I am not sure what the runtime complexity of it is, but appears that with each element "sum" grows by, the size of "subsets" doubles, plus one, so it appears to me to at least be quadratic.

I am posting this because my impression before was that NP-complete problems tend to be intractable and that the best one can usually hope for is a heuristic, but this appears to be a general-purpose solution that will, assuming you have the CPU cycles, always give you the correct answer. How many other NP-complete problems can be solved like this one?

Answer 1

NP-complete problems are solvable, just not in polynomial time (as far as we know). That is, an NP-complete problem may have an O(n*2^n) algorithm that could solve it, but it won't have, for example, an O(n^3) algorithm to solve it.

Interestingly, if a quick (polynomial) algorithm was found for any NP-complete problem, then every problem in NP could be solved in polynomial time. This is what P=NP is about.

If I understand your algorithm correctly (and this is based more on your comments than on the code), then it is equivalent to the O(n*2^n) algorithm here. There are 2^n subsets, and since you also need to sum each subset, the algorithm is O(n*2^n).

One more thing about complexity - the O(whatever) only indicates how well a particular algorithm scales. You cannot compare two algorithms and say that one is faster than the other based on this. Big-O notation doesn't care about implementation details and optimisations - it is possible to write two implementations of the same algorithm with one being much faster than the other, even though they might both be O(n^2). One woman making babies is an O(n) operation, but the chances are that this is going to take a lot longer than most O(n*log(n)) sorts you perform. All you can say based on this is that sorting will be slower for very large values on n.

Answer 2

All of the NP-complete problems have solutions. As long as you're willing to spend the time to compute the answer, that is. Just because there's not an efficient algorithm, doesn't mean there isn't one. For example, you could just iterate over every potential solution, and you'll eventually get one. These problems are used all over the place in real-world computing. You just need to be careful about how a big a problem you set for yourself if you're going to need exponential time (or worse!) to solve it.

Answer 3

I am not sure what the runtime complexity of it is, but appears that with each element "sum" grows by, the size of "subsets" doubles, plus one, so it appears to me to at least be quadratic.

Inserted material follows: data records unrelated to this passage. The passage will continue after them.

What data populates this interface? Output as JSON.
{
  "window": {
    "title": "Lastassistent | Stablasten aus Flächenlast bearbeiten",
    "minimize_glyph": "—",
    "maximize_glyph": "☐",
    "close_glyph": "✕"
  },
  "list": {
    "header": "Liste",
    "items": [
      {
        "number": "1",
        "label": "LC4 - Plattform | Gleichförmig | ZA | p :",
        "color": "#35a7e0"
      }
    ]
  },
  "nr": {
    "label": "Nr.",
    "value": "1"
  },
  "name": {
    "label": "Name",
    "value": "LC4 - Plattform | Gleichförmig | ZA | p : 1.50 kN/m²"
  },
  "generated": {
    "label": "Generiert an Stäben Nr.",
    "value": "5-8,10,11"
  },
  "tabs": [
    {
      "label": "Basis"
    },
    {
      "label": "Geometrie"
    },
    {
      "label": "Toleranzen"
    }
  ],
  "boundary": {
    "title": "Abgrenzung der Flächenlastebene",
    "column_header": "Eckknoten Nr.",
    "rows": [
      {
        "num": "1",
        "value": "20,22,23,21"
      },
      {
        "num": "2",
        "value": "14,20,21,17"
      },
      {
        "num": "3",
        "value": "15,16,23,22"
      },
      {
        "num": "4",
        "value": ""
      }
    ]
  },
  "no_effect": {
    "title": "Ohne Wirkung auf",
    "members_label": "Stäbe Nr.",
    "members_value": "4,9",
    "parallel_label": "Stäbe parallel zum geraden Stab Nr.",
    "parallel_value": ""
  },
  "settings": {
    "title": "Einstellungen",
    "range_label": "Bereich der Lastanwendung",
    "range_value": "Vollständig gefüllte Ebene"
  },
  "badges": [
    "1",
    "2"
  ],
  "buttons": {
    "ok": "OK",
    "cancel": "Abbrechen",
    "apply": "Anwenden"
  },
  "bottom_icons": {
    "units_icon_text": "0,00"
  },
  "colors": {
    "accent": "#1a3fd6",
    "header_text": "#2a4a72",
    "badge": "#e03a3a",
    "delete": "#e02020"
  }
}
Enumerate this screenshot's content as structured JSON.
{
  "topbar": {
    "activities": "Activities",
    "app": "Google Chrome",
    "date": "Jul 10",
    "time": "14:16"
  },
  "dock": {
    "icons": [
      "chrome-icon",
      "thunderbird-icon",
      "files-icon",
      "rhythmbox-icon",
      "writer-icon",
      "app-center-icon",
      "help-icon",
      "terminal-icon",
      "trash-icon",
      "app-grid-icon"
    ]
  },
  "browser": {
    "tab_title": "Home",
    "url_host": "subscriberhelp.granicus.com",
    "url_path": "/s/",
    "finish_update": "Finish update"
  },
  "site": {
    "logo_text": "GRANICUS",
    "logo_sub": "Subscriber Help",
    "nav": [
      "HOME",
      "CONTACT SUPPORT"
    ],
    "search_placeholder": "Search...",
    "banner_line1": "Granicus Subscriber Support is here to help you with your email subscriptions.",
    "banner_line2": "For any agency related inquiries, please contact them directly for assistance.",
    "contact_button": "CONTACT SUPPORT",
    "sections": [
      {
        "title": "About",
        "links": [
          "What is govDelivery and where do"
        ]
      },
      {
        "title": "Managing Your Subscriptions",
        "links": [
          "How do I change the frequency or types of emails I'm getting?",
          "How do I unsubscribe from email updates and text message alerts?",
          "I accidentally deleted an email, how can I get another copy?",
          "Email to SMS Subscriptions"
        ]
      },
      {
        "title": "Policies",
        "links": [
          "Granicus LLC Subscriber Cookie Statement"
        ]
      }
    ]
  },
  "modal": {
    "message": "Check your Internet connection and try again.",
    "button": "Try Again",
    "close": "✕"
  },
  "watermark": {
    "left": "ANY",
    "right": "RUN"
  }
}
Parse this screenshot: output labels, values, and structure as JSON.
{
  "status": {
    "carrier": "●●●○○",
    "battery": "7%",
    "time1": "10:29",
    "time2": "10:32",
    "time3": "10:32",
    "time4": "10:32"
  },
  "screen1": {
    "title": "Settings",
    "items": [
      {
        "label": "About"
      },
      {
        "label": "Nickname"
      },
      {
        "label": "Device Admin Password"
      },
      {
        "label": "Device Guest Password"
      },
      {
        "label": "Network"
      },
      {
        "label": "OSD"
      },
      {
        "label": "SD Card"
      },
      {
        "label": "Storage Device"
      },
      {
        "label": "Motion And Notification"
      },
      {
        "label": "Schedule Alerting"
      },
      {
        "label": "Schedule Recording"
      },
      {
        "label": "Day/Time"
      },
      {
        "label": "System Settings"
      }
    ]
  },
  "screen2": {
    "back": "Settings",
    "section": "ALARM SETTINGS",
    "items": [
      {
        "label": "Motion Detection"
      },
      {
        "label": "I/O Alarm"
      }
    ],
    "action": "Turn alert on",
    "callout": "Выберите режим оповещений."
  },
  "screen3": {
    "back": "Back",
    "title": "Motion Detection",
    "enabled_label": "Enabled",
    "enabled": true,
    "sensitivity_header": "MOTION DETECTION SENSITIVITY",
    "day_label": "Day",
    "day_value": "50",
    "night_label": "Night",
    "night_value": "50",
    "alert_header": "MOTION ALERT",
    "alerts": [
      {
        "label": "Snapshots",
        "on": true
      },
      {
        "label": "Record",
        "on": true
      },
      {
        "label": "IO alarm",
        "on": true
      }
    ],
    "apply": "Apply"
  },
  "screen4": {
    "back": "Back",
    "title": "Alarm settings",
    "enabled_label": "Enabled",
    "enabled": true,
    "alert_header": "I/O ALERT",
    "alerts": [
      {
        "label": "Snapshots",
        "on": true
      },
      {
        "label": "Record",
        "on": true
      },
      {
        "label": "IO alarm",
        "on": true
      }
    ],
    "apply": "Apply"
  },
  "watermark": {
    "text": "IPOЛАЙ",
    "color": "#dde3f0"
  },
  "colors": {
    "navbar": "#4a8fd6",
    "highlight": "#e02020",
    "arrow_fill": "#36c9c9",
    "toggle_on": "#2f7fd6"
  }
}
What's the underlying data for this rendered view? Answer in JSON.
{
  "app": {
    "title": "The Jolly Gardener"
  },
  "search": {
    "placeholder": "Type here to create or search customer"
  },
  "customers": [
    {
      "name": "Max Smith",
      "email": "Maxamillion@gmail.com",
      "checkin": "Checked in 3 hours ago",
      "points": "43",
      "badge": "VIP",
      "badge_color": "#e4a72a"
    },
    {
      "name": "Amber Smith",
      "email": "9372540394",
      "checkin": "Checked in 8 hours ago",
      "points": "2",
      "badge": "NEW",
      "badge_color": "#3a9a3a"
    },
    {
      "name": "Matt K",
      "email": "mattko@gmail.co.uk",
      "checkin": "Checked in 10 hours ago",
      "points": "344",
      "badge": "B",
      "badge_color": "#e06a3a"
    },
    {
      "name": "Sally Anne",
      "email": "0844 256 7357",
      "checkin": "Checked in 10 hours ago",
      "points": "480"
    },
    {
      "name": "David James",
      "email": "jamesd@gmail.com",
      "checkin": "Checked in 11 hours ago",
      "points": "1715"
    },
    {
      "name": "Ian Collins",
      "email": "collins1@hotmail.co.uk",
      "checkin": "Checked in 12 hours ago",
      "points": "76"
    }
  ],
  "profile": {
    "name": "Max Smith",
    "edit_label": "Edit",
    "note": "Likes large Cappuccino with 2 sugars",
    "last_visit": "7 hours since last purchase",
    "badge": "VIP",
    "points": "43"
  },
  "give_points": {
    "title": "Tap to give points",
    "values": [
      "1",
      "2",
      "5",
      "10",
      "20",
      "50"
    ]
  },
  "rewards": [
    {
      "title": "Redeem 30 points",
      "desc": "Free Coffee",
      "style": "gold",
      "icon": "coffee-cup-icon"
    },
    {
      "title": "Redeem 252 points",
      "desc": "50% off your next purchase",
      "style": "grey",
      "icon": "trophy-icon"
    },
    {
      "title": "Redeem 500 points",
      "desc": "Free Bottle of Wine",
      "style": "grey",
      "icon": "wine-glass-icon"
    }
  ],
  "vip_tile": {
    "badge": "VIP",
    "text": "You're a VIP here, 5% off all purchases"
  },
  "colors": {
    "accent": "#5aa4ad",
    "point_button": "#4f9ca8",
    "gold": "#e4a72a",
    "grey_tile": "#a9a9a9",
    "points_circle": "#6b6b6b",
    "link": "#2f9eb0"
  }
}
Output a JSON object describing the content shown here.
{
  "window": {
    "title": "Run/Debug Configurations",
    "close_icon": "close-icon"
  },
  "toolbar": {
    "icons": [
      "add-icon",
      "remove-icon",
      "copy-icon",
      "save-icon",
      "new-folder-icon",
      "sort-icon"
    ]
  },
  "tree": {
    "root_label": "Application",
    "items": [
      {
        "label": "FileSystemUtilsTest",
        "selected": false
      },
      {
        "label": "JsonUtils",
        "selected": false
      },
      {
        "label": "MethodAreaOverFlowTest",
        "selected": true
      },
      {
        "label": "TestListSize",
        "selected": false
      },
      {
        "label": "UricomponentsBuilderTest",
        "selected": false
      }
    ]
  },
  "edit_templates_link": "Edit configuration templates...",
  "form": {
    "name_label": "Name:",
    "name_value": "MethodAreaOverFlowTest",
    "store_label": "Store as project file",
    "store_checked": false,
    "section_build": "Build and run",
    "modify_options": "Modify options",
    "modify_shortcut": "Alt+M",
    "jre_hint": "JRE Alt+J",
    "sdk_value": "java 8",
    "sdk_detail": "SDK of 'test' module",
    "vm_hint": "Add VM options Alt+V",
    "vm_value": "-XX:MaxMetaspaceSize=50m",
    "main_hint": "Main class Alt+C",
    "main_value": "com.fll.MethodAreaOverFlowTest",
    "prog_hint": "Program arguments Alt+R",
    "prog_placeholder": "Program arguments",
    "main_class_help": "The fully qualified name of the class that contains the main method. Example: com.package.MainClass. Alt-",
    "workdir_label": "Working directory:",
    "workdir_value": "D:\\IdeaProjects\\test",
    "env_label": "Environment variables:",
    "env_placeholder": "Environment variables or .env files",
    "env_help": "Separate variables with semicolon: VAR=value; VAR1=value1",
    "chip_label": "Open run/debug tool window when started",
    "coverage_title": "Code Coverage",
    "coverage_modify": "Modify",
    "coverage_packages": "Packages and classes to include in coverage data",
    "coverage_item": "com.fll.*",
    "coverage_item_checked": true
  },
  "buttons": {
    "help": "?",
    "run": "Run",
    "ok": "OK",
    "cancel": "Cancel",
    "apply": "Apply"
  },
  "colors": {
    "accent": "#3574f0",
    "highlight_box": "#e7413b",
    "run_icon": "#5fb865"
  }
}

If the run-time doubles for each increase in N, you're looking at an O(2^N) algorithm. That's also what I'd expect from visiting all subsets of a set (or all members of the powerset of a set), as that's exactly 2^N members (if you include rhe empty set).

The fact that adding or not adding an element to all hitherto-seen sets is fast doesn't mean that the total processing is fast.

Answer 4

It's karpreducible to polynomial time. Reduce with Karp reduction to a decision problem O(nM) using a heap or binary search upper bounds is log(M*2^M)=logM+log(2^M)=logM+Mlog2 Ergo Time:O(nM)